Holly, of Seacrest Avenue, Fleetwood, had been getting treatment for a mental health disorder, but several practitioners who had worked with her spoke of her difficulties in opening up about her suicidal thoughts. Assistant Coroner Andrew Cousins shared an extract from Holly’s mental health records, suggesting that school had provided several ‘useful distractions’ for Holly and that Covid put her at ‘increased risk’. The coroner read out the record from CASHER (Child & Adolescent Support & Help Enhanced Response), based at Blackpool Victoria Hospital. It said: “Lockdown has a significant impact on her mental health and that seems to be the time when suicidal ideations increased.”
The hearing also heard from Consultant Alji-Mohamed Samir, consultant psychiatrist with Children and Adult Mental Health Services In Patient services at Lancashire and South Cumbria NHS Foundation Trust. He told the hearing that she talked about harming herself and having suicidal thoughts, but had no plans to act on it. Dr Samir said: “She started feeling guilty because her friend had mental health issues and she felt responsible. When lockdown happened she could not see them, and couldn’t know if those guilty thoughts were justified or not.” He described Holly as ‘compassionate’ and that at one point during her treatment she did not want to go home as she might ‘burden her mum’. Holly had first been referred to the child and adolescent mental health services - CAMHS, in March 2020. She was admitted to The Cove, a specialist inpatient unit for young people with mental health issues in June 2020.

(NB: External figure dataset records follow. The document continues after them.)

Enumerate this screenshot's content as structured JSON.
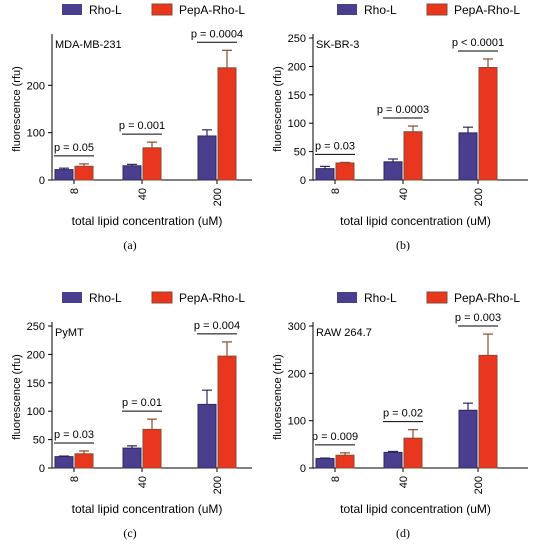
{
  "legend": {
    "series": [
      {
        "name": "Rho-L",
        "color": "#4a3f8e"
      },
      {
        "name": "PepA-Rho-L",
        "color": "#e8361f"
      }
    ]
  },
  "outline_color": "#8a4a2c",
  "chart_data": [
    {
      "type": "bar",
      "caption": "(a)",
      "panel_label": "MDA-MB-231",
      "title": "",
      "xlabel": "total lipid concentration (uM)",
      "ylabel": "fluorescence (rfu)",
      "categories": [
        "8",
        "40",
        "200"
      ],
      "ylim": [
        0,
        300
      ],
      "yticks": [
        0,
        100,
        200
      ],
      "grid": false,
      "legend_position": "top",
      "series": [
        {
          "name": "Rho-L",
          "values": [
            22,
            30,
            93
          ],
          "errors": [
            3,
            3,
            13
          ]
        },
        {
          "name": "PepA-Rho-L",
          "values": [
            29,
            68,
            237
          ],
          "errors": [
            5,
            12,
            37
          ]
        }
      ],
      "annotations": [
        "p = 0.05",
        "p = 0.001",
        "p = 0.0004"
      ]
    },
    {
      "type": "bar",
      "caption": "(b)",
      "panel_label": "SK-BR-3",
      "title": "",
      "xlabel": "total lipid concentration (uM)",
      "ylabel": "fluorescence (rfu)",
      "categories": [
        "8",
        "40",
        "200"
      ],
      "ylim": [
        0,
        250
      ],
      "yticks": [
        0,
        50,
        100,
        150,
        200,
        250
      ],
      "grid": false,
      "legend_position": "top",
      "series": [
        {
          "name": "Rho-L",
          "values": [
            20,
            32,
            83
          ],
          "errors": [
            4,
            5,
            10
          ]
        },
        {
          "name": "PepA-Rho-L",
          "values": [
            30,
            85,
            198
          ],
          "errors": [
            1,
            10,
            15
          ]
        }
      ],
      "annotations": [
        "p = 0.03",
        "p = 0.0003",
        "p < 0.0001"
      ]
    },
    {
      "type": "bar",
      "caption": "(c)",
      "panel_label": "PyMT",
      "title": "",
      "xlabel": "total lipid concentration (uM)",
      "ylabel": "fluorescence (rfu)",
      "categories": [
        "8",
        "40",
        "200"
      ],
      "ylim": [
        0,
        250
      ],
      "yticks": [
        0,
        50,
        100,
        150,
        200,
        250
      ],
      "grid": false,
      "legend_position": "top",
      "series": [
        {
          "name": "Rho-L",
          "values": [
            20,
            35,
            112
          ],
          "errors": [
            1,
            4,
            25
          ]
        },
        {
          "name": "PepA-Rho-L",
          "values": [
            25,
            68,
            197
          ],
          "errors": [
            5,
            18,
            25
          ]
        }
      ],
      "annotations": [
        "p = 0.03",
        "p = 0.01",
        "p = 0.004"
      ]
    },
    {
      "type": "bar",
      "caption": "(d)",
      "panel_label": "RAW 264.7",
      "title": "",
      "xlabel": "total lipid concentration (uM)",
      "ylabel": "fluorescence (rfu)",
      "categories": [
        "8",
        "40",
        "200"
      ],
      "ylim": [
        0,
        300
      ],
      "yticks": [
        0,
        100,
        200,
        300
      ],
      "grid": false,
      "legend_position": "top",
      "series": [
        {
          "name": "Rho-L",
          "values": [
            20,
            33,
            122
          ],
          "errors": [
            1,
            2,
            15
          ]
        },
        {
          "name": "PepA-Rho-L",
          "values": [
            27,
            63,
            238
          ],
          "errors": [
            5,
            18,
            45
          ]
        }
      ],
      "annotations": [
        "p = 0.009",
        "p = 0.02",
        "p = 0.003"
      ]
    }
  ]
}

Steve Beasley, a Pastoral Mentor at Blackpool Sixth Form college, was the last known person to have spoken with Holly, in a one to one meeting which led to her being reported missing. Mr Beasley said that when she had approached him in the corridor early that afternoon she seemed ‘calm’ and ready to ‘take on her mental health problems’. He described it as a ‘positive step’ as she had often struggled to talk about her feelings. But later that afternoon, they had the meeting when Holly admitted that she was having suicidal thoughts. When she went to the bathroom at around 4:35, she’d left her belongings - a sign that suggested she was planning to come back. But she didn’t return, and the police were called at 5:50 as they realised she was missing and ‘at risk’. The inquest continues.